In advising high net worth clients, the scope for international tax planning very much depends on individual circumstances.
High Net Worth Families
We frequently develop tax-planning strategies for high net worth families. We attempt to minimize their current taxes and develop a long-term strategic tax plan that will minimize their taxes on and after retirement. In some cases, the plan may involve a non-resident aspect, an estate freeze, or the use of trusts. The plan may also focus on investment strategies, retirement plans, and creative uses of insurance.
We design and implement executive compensation programs. This entails advising on the optimal forms of compensation, taxable and non-taxable benefits, tax-effective retirement plans, stock option programs, and insurance and disability plans.
We have written extensively on stock options and share ownership programs, and can assist with tax-reporting issues.
We have also designed and implemented carried interest arrangements, where executives participate directly in certain businesses. Using these plans, executives can obtain capital gains tax treatment (taxed at half rates) instead of regular salary or bonuses. We often include family trusts within these plans to maximize the benefits of income splitting. Sometimes the capital gains exemption can be used within the plan to obtain tax-free capital gains.
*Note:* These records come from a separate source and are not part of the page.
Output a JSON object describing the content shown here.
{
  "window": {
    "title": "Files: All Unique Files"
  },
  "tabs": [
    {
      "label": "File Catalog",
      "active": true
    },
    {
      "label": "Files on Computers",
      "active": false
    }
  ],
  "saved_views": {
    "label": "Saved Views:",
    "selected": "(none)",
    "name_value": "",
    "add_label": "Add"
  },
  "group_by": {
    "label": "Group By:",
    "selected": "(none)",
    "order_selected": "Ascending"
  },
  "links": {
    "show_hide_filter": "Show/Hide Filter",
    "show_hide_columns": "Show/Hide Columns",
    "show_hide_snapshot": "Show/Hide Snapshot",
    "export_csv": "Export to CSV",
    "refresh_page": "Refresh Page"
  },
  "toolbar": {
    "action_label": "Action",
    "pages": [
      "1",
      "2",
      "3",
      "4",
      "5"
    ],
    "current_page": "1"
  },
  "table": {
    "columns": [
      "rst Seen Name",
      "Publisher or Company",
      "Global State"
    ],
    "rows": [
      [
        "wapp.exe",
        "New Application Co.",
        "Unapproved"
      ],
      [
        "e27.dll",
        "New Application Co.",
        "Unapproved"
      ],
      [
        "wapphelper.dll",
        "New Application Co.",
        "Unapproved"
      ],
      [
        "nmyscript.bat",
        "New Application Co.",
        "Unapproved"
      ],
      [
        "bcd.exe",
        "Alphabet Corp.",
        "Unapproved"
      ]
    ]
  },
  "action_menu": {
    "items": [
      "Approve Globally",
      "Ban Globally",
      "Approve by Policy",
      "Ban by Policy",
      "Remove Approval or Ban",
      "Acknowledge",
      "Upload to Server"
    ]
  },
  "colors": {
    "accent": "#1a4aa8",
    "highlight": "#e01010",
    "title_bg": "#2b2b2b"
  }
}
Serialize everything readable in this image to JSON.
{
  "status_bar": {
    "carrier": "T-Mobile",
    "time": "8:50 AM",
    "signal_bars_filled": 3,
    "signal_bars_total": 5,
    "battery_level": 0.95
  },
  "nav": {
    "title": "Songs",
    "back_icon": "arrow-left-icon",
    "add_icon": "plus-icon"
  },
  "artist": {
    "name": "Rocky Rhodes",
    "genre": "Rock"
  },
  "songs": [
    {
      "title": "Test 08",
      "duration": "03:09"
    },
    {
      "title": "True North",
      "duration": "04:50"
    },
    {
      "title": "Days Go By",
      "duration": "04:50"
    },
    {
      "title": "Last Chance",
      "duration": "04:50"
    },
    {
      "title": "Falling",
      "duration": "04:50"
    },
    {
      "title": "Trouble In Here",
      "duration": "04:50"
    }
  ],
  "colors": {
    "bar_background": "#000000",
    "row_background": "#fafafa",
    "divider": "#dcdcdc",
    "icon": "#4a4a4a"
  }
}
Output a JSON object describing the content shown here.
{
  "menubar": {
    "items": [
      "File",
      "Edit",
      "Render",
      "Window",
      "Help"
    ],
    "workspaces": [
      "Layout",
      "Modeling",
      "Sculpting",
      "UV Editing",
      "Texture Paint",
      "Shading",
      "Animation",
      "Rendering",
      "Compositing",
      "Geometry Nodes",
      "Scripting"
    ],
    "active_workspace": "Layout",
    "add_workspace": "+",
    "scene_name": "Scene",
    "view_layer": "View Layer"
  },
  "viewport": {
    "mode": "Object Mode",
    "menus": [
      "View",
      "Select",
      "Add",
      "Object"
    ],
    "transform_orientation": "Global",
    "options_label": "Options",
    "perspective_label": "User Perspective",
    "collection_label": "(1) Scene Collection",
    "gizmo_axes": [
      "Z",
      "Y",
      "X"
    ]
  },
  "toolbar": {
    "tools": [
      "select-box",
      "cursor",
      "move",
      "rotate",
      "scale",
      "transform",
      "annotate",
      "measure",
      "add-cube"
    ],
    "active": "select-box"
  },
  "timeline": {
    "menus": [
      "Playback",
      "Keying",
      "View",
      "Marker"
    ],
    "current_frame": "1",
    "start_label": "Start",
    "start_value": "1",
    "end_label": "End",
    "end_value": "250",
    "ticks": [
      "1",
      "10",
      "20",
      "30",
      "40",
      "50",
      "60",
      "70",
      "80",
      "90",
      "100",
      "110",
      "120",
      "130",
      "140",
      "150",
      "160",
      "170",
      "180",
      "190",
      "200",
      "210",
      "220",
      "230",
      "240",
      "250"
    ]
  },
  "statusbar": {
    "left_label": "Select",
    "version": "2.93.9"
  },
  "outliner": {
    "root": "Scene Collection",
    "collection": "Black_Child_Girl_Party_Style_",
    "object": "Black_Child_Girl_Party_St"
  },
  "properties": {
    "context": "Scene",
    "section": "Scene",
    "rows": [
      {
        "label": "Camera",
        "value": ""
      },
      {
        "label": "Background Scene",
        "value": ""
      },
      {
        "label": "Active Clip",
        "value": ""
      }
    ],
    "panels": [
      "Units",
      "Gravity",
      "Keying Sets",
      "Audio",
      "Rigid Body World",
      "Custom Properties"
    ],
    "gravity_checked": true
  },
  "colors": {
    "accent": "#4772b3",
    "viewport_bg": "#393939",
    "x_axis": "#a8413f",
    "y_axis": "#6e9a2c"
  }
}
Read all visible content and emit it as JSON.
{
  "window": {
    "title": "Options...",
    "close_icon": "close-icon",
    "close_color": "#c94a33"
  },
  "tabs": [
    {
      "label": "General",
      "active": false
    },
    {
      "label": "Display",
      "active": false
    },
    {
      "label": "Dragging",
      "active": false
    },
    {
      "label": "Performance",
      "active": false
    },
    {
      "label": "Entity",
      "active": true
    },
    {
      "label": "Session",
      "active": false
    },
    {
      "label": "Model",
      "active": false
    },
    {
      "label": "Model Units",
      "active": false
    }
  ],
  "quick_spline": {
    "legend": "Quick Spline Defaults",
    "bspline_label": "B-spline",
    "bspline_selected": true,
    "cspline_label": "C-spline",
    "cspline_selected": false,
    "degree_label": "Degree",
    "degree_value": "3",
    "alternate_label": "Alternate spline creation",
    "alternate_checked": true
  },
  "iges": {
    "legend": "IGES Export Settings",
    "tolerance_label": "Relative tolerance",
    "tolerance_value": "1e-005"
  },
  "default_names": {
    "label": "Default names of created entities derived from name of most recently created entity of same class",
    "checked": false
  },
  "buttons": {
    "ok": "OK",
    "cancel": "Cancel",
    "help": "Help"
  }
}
Tax Planning for New Immigrants to Canada
Canada offers tax exemptions and incentives for new immigrants. We are experienced in advising new immigrants on how to take maximum advantage of these. We closely coordinate this tax planning with professional advisers in the immigrant’s country of origin.
Specifically, in tackling such an assignment we
- review the immigrant’s assets, sources of income, and personal situation to determine the most appropriate tax planning;
- prepare a memorandum indicating the recommended tax planning strategy, along with detailed steps for implementing the plan;
- introduce other professionals in offshore jurisdictions, if necessary, to carry out the tax planning;
- prepare all required Canadian filings, which may include Canadian personal income tax returns and special foreign reporting forms;
- review the client’s overall estate planning objectives to make sure they are appropriate, and assist the client in designing new Canadian wills; and
- assist in ongoing taxation issues, such as ways of receiving remuneration or a foreign inheritance.
Sometimes valuations are required in this type of work. If so, we can supply valuation reports in a format that is acceptable to Canadian tax authorities.
Executives Coming to Canada
Executives coming to Canada find the Canadian tax system confusing and complex, full of reporting forms, deadlines and paperwork. This combined with high tax rates can be challenging at best and demoralizing at worst.
We can assist in a variety of ways.
Prior to coming to Canada, we can do a preliminary assessment of the executive’s tax position. At the same time, we will address tax planning ideas and consider various planning strategies. These may include:
- realizing income before arrival (such as exercising stock options);
- triggering capital gains after arrival, since Canada offers new residents favourable capital gains tax treatment;
We can also advise on executive compensation and moving reimbursements as well as tax equalization policies. Through our international contacts, we can coordinate tax planning in the executive’s home country and assist with tax filings. We will prepare all required Canadian tax filings, and handle correspondence with the tax authorities.